PMAT is a polyspecific organic cation transporter highly expressed at the blood‐cerebrospinal fluid (CSF) barrier and facilitates the removal of monoamine neurotransmitters, organic cation drugs and toxicants from the CSF. We found that human SHSY5Y neuronal cells co‐express the full‐length wild type (wt) PMAT mRNA with two alternatively spliced mRNA species. One spliced variant (PMAT_v1) introduced a premature stop codon before transmembrane domain (TMD) 3 and the other (PMAT_v2) had a frame shift resulting in the deletion of TMD 3‐4. The goal of this study was to determine 1) the function and expression of the spliced variants in normal human tissues; 2) if the spliced variants exhibit a regulatory role on wt PMAT. Variant‐specific PCR indicated the spliced variants were co‐expressed with wt PMAT in all tested human tissues (whole brain, choroid plexus, small intestine and colon) at levels 37‐84% of the wt PMAT. When expressed in HEK293 cells, wt PMAT‐expressing cells showed up to 20‐fold increase in [ 3 H]MPP+ uptake as compared to vector‐transfected cells. In contrast, there was no significant increase in uptake in cells‐expressing PMAT_v1 or PMAT_v2. PMAT_v1 protein was not detected by immunocytochemistry in HEK cells while PMAT_v2 was exclusively expressed in intracellular organelles.
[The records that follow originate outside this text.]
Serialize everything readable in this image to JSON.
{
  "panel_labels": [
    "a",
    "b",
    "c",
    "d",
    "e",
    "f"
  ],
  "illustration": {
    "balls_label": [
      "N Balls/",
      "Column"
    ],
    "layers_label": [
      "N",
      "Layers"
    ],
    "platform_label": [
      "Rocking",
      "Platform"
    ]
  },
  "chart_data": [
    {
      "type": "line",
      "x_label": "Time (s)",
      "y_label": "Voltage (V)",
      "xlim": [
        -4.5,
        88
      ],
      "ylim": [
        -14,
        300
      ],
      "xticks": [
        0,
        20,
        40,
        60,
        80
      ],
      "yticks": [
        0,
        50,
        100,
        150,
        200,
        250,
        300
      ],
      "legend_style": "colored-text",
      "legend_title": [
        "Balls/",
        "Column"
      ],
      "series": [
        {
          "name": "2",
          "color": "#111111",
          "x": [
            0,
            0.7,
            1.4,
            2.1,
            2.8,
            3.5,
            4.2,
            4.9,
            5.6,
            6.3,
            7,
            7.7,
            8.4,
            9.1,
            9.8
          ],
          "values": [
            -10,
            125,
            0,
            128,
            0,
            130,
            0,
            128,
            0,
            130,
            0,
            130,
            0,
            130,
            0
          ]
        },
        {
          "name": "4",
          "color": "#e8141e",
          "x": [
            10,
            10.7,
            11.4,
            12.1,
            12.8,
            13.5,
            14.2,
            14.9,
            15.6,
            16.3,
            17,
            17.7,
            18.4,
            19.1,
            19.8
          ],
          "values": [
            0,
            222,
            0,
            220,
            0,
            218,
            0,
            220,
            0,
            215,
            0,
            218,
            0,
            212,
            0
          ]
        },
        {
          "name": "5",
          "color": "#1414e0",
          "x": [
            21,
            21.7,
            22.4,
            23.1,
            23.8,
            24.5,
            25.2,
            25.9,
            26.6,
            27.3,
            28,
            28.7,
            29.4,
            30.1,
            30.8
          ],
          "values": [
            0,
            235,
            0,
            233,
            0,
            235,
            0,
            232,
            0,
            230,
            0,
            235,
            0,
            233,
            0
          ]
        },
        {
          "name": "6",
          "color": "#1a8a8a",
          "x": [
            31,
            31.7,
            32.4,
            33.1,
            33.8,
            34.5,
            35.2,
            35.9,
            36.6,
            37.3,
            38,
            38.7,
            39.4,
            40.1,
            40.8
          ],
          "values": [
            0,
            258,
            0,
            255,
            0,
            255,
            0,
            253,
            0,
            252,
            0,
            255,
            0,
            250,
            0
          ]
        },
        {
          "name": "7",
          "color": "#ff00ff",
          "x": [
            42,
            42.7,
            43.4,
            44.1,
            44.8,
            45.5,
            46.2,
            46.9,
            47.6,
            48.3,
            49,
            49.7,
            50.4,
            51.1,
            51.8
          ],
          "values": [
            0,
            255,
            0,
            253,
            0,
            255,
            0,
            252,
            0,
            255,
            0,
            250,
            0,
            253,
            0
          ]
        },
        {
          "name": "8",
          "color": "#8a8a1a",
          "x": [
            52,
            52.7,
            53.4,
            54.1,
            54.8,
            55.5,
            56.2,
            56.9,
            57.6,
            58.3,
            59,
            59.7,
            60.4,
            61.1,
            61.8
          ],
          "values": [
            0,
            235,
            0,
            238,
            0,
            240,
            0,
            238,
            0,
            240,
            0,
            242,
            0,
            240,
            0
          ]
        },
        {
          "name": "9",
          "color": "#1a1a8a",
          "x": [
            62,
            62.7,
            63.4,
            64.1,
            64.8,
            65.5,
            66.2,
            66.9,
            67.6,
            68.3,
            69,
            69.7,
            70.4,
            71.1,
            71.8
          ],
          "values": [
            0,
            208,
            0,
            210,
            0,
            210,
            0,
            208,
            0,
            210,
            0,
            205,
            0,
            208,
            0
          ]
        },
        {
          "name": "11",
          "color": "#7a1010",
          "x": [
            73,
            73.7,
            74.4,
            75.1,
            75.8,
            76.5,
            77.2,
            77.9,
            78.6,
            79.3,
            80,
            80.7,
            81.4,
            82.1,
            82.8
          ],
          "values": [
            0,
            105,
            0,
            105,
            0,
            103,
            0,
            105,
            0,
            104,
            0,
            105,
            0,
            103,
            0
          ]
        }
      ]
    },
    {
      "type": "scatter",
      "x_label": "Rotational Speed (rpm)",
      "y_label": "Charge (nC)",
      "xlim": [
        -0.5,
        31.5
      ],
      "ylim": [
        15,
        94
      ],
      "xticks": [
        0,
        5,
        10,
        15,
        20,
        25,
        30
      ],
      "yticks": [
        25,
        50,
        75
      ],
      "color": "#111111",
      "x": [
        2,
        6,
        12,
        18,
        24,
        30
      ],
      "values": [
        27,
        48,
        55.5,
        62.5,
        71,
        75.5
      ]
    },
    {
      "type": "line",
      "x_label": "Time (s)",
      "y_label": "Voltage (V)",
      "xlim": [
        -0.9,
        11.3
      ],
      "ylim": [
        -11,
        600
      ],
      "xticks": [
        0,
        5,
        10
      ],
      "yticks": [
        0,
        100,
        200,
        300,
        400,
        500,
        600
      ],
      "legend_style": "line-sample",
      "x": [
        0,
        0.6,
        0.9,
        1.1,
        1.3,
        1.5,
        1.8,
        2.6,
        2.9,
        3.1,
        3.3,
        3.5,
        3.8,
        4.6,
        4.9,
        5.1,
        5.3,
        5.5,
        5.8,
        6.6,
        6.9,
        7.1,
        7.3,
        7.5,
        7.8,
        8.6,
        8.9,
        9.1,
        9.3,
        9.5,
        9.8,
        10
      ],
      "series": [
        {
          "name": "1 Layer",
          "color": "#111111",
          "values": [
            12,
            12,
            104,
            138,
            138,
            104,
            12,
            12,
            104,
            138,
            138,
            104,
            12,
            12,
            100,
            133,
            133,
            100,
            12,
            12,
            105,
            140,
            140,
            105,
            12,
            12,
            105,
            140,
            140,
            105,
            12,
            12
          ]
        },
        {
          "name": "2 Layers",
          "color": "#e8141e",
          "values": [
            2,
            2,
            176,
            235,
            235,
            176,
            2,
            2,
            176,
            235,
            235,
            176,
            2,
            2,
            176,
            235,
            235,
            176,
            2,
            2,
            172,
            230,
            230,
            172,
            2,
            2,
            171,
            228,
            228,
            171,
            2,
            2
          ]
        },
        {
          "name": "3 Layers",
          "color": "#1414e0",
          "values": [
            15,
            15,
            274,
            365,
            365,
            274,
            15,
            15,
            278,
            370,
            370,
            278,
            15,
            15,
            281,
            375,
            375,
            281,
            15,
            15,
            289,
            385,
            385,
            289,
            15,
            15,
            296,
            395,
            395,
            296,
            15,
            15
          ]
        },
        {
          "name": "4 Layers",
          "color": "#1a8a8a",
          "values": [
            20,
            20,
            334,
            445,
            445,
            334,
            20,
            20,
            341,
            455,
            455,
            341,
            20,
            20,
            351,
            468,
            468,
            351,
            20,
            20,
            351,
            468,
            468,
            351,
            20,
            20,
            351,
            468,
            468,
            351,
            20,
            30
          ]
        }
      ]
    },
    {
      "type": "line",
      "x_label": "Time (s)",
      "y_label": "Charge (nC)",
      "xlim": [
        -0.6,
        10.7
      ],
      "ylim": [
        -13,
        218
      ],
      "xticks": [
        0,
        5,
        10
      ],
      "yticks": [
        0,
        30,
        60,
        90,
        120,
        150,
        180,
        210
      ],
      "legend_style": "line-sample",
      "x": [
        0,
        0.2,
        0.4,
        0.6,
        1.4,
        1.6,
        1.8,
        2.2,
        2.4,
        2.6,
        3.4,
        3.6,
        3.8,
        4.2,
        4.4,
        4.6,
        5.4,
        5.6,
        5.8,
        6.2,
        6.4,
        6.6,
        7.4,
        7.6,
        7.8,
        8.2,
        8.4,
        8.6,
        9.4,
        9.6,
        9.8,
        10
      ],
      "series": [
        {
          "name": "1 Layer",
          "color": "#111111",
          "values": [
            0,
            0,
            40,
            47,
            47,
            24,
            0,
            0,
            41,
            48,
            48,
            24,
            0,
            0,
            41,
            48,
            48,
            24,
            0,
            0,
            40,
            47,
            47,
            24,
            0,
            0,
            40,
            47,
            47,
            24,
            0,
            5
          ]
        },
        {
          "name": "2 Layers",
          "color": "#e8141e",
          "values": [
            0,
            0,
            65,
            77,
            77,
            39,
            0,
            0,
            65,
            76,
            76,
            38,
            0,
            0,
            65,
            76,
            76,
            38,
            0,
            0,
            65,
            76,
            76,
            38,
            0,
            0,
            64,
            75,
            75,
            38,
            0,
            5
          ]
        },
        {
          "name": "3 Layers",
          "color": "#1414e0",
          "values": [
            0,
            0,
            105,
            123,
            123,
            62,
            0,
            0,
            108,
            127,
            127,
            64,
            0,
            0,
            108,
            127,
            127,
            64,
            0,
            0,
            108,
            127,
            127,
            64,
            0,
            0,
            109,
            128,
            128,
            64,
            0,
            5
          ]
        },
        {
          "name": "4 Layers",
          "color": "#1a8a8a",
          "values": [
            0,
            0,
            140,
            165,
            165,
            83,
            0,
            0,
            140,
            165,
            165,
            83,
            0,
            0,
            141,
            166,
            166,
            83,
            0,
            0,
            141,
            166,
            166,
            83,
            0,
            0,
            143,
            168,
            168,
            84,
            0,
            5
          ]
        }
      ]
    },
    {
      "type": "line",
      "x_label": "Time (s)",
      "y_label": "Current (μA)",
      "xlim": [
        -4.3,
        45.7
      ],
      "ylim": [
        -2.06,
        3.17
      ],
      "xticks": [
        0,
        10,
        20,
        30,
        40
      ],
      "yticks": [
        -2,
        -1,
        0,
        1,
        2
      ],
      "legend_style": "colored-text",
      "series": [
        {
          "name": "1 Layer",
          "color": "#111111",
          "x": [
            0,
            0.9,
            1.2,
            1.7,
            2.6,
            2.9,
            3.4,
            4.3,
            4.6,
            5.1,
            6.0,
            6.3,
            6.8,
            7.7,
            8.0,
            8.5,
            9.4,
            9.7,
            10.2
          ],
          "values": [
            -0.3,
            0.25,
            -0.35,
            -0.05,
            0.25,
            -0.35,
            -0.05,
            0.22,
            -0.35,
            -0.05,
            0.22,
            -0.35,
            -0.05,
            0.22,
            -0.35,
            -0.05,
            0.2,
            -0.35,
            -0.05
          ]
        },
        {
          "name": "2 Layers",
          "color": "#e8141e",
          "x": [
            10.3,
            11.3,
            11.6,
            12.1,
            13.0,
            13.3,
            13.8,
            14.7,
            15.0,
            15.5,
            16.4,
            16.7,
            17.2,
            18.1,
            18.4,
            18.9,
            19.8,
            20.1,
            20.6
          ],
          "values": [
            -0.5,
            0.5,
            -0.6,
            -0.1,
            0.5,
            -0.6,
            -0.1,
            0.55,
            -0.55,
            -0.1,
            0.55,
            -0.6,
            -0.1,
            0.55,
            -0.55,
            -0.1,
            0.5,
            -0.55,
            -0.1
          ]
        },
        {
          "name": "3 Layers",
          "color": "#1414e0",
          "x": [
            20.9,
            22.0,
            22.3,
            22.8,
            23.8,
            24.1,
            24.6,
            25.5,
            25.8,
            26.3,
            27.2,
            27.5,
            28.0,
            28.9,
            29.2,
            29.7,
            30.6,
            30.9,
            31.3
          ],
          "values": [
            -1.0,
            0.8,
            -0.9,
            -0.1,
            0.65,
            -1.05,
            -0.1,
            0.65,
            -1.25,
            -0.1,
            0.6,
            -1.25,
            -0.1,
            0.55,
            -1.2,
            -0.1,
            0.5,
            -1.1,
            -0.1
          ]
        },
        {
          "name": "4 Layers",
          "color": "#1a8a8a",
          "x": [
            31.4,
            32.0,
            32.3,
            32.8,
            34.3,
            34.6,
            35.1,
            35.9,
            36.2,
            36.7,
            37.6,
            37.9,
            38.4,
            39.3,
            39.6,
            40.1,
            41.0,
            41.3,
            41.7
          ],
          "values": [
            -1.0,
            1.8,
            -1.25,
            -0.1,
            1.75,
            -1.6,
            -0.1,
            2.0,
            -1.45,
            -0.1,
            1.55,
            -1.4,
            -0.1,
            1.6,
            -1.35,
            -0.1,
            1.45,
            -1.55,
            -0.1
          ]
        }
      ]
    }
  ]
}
Co‐expression of PMAT_v1 or PMAT_v2 with wt PMAT in HEK293 cells did not significantly interfere with the normal activity of wt PMAT. Together our data showed PMAT pre‐mRNA is alternatively spliced in normal human tissues; and the overall PMAT activity in certain human tissues and cells may be regulated by altering the ratio between the functional and the non‐functional mRNA species. This study was supported by NIH Grants R01GM066233 and T32GM07750.